UK grill hamburger flambé pic by Je Kemp
The resulting UK grill was horrific. Under American influence, the Brit decided that the proper food to barbecue was hamburger patties and pork sausages (these being the locally available, vague equivalent of the American “wiener”). The retailers cleverly deduced that, as most Brits were urban dwellers without much in the way of a garden and were naturally conservative in investing in exotic equipment, very cheap, disposable barbecues were the way to go.
Not a pretty picture

Grim UK grill
The combination has to be experienced to be believed. Here comes the determined Brit in his baggy shorts and sandals worn with ankle socks, striding down the gray pebble beach under a close gray summer sky. Under his arm he clutches the shallow aluminium tray of a disposable barbecue, filled with chemically drenched charcoal and tightly wrapped in thick plastic. Behind him, his pale and podgy family struggle forward under the burden of folding chairs, umbrellas and many white plastic supermarket bags. A spot is found and camp is established. Time for lunch.
Lunch
With the apprehensive air and long arm of a man lighting the fuse to a large bundle of dynamite, the whole tinfoil, charcoal, plastic contraption is set on fire. White smoke billows forth.

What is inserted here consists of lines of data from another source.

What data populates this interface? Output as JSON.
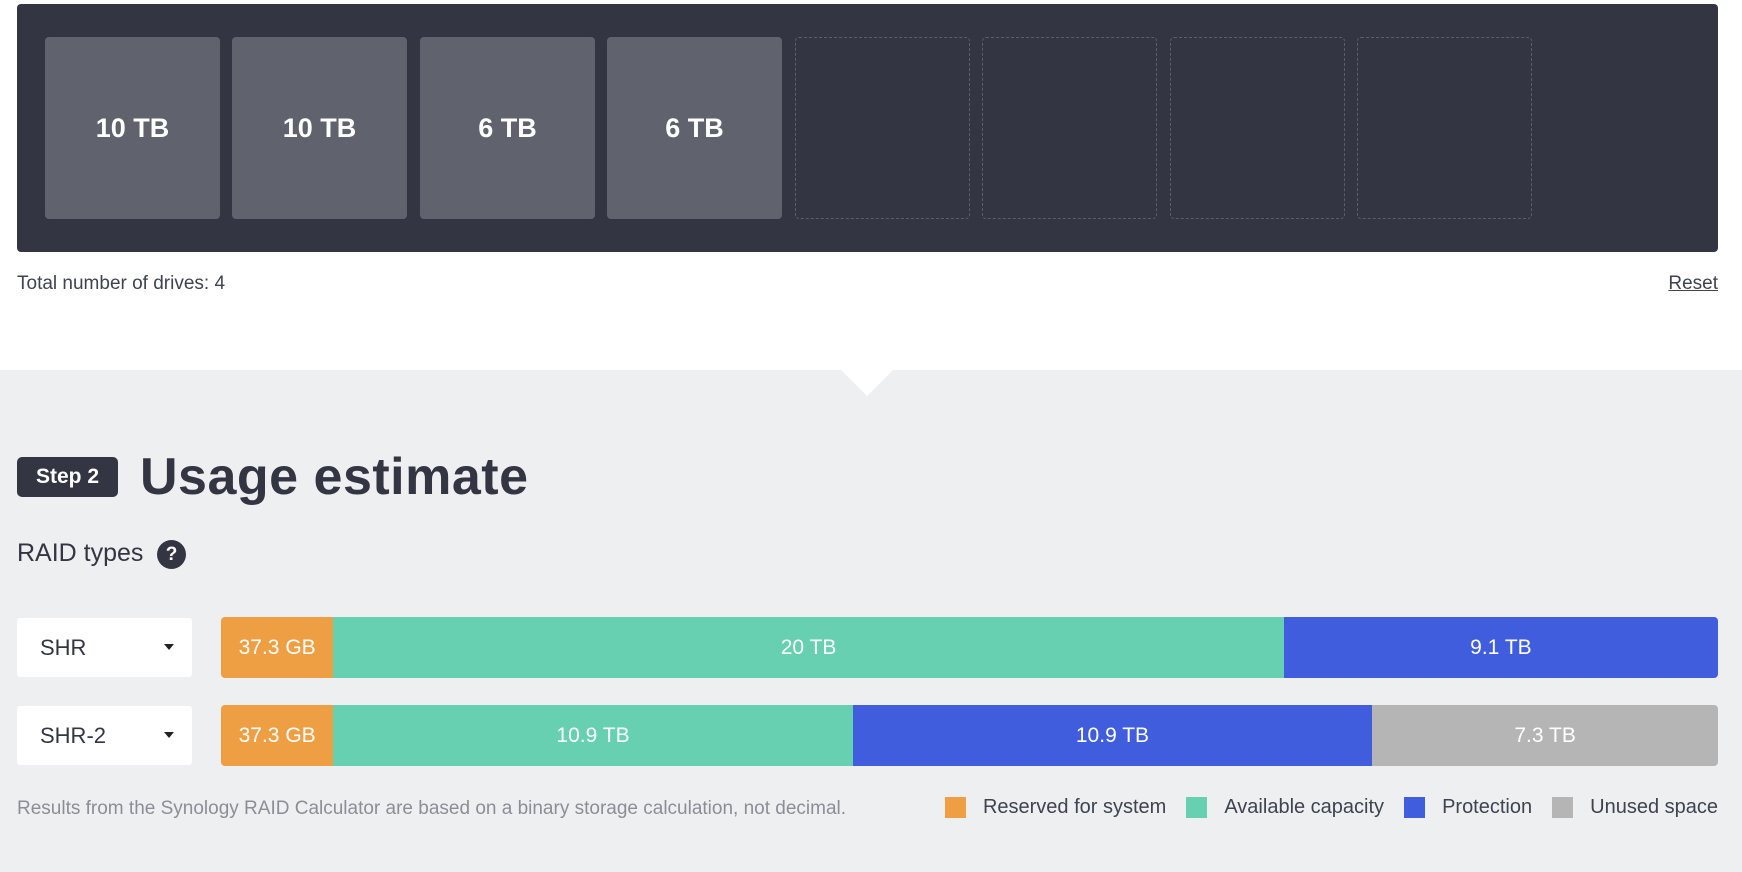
{
  "colors": {
    "reserved": "#ef9f43",
    "available": "#66d0b0",
    "protection": "#405ddd",
    "unused": "#b5b5b5",
    "bay_bg": "#333642",
    "drive_filled": "#60636d"
  },
  "drives": {
    "slots": [
      {
        "label": "10 TB",
        "filled": true
      },
      {
        "label": "10 TB",
        "filled": true
      },
      {
        "label": "6 TB",
        "filled": true
      },
      {
        "label": "6 TB",
        "filled": true
      },
      {
        "label": "",
        "filled": false
      },
      {
        "label": "",
        "filled": false
      },
      {
        "label": "",
        "filled": false
      },
      {
        "label": "",
        "filled": false
      }
    ],
    "total_label": "Total number of drives: 4",
    "reset_label": "Reset"
  },
  "step": {
    "badge": "Step 2",
    "title": "Usage estimate"
  },
  "raid": {
    "label": "RAID types",
    "help_icon": "?",
    "rows": [
      {
        "type": "SHR",
        "segments": [
          {
            "kind": "reserved",
            "label": "37.3 GB",
            "share": 0.075
          },
          {
            "kind": "available",
            "label": "20 TB",
            "share": 0.635
          },
          {
            "kind": "protection",
            "label": "9.1 TB",
            "share": 0.29
          }
        ]
      },
      {
        "type": "SHR-2",
        "segments": [
          {
            "kind": "reserved",
            "label": "37.3 GB",
            "share": 0.075
          },
          {
            "kind": "available",
            "label": "10.9 TB",
            "share": 0.347
          },
          {
            "kind": "protection",
            "label": "10.9 TB",
            "share": 0.347
          },
          {
            "kind": "unused",
            "label": "7.3 TB",
            "share": 0.231
          }
        ]
      }
    ]
  },
  "footnote": "Results from the Synology RAID Calculator are based on a binary storage calculation, not decimal.",
  "legend": [
    {
      "kind": "reserved",
      "label": "Reserved for system"
    },
    {
      "kind": "available",
      "label": "Available capacity"
    },
    {
      "kind": "protection",
      "label": "Protection"
    },
    {
      "kind": "unused",
      "label": "Unused space"
    }
  ]
}
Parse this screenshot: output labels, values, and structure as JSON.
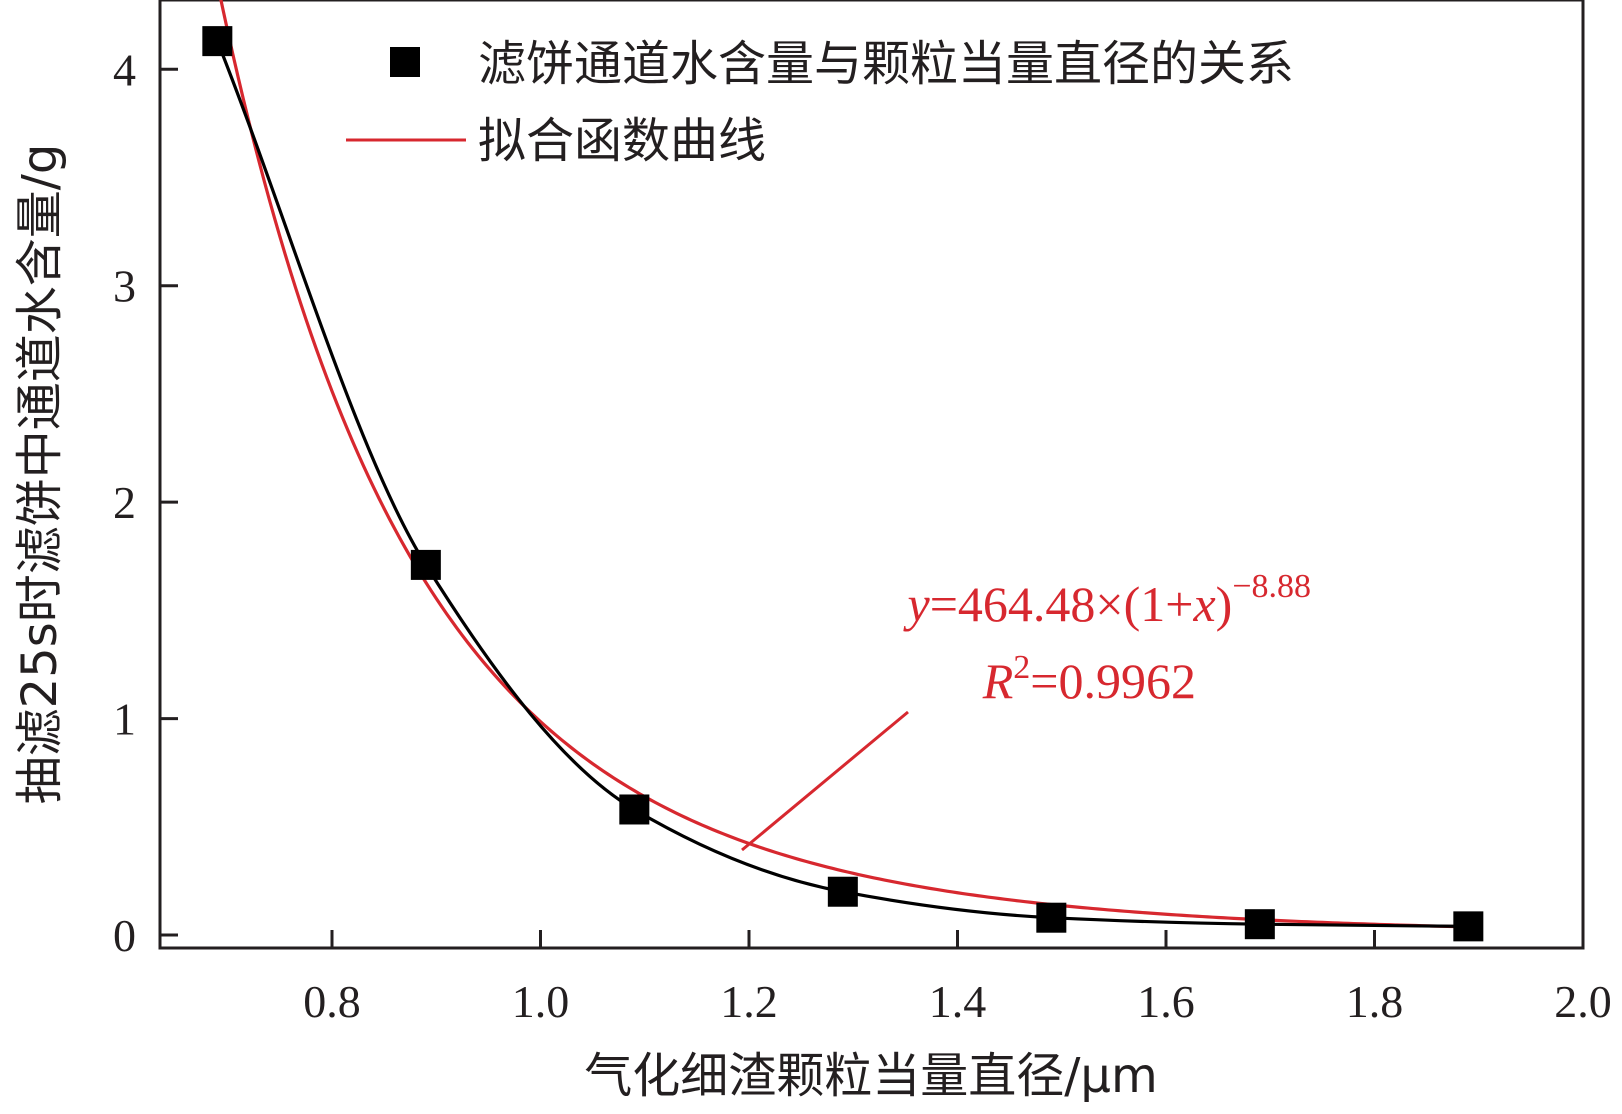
{
  "chart_data": {
    "type": "scatter",
    "title": "",
    "xlabel": "气化细渣颗粒当量直径/μm",
    "ylabel": "抽滤25s时滤饼中通道水含量/g",
    "xlim": [
      0.635,
      2.0
    ],
    "ylim": [
      -0.06,
      4.32
    ],
    "x_ticks": [
      0.8,
      1.0,
      1.2,
      1.4,
      1.6,
      1.8,
      2.0
    ],
    "x_tick_labels": [
      "0.8",
      "1.0",
      "1.2",
      "1.4",
      "1.6",
      "1.8",
      "2.0"
    ],
    "y_ticks": [
      0,
      1,
      2,
      3,
      4
    ],
    "y_tick_labels": [
      "0",
      "1",
      "2",
      "3",
      "4"
    ],
    "grid": false,
    "legend": {
      "placement": "top-right",
      "entries": [
        {
          "label": "滤饼通道水含量与颗粒当量直径的关系",
          "marker": "square",
          "color": "#000000"
        },
        {
          "label": "拟合函数曲线",
          "marker": "line",
          "color": "#d7282f"
        }
      ]
    },
    "series": [
      {
        "name": "滤饼通道水含量与颗粒当量直径的关系",
        "kind": "scatter-with-smooth-line",
        "color": "#000000",
        "x": [
          0.69,
          0.89,
          1.09,
          1.29,
          1.49,
          1.69,
          1.89
        ],
        "y": [
          4.13,
          1.71,
          0.58,
          0.2,
          0.08,
          0.05,
          0.04
        ]
      },
      {
        "name": "拟合函数曲线",
        "kind": "line",
        "color": "#d7282f",
        "function": "power",
        "coef_a": 464.48,
        "exponent": -8.88,
        "x_range": [
          0.69,
          1.89
        ]
      }
    ],
    "annotation": {
      "y_var": "y",
      "equation_body": "=464.48×(1+",
      "x_var": "x",
      "equation_close": ")",
      "equation_exponent": "−8.88",
      "r_symbol": "R",
      "r_power": "2",
      "r_value": "=0.9962",
      "color": "#d7282f"
    }
  }
}
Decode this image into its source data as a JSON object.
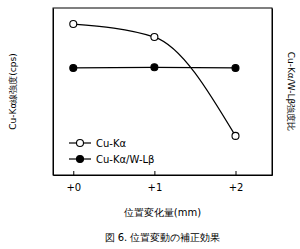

UK disposable grill smoking
Adopting the self-deprecating, but slightly reckless attitude assumed by all Brits when barbecuing (no true Brit considers himself a barbecue expert), the hamburger patties and sausages are tentatively lowered into the smoke. There follows a period of fumbling uncertainty during which either:
(a) the fire goes out and cannot be restarted; or
(b) the fat from the sausages drips onto the charcoal and ignites the smoke in an all-consuming sheet of flame; or
(c) the tide comes in and washes everything out to sea.

UK grill bangers and patties
Pic by Will Jennings
Even when things go well, there is always an atmosphere of impending disaster and the culinary result is always the same. I, for one, will never get used to raw pork sausages blackened by petrochemical smoke and served on a buttered roll with dollops of tomato ketchup.
UK grill - barbecue hope for the future
But all is not lost.
A combination of fine summer weather and hundreds of thousands of South African immigrants over the past decade has given a big boost to barbecue in the UK. It is now the UK’s number one home leisure activity with one hundred and ten million barbecues in 2006.
The standard is improving all the time and even the supermarkets now sell decent charcoal and good pre-prepared cuts of meat more suitable for barbecue than pork sausages.
And if you ask a Brit, any Brit, if he would like to come along to a braai, he knows exactly what you are talking about and usually accepts without delay.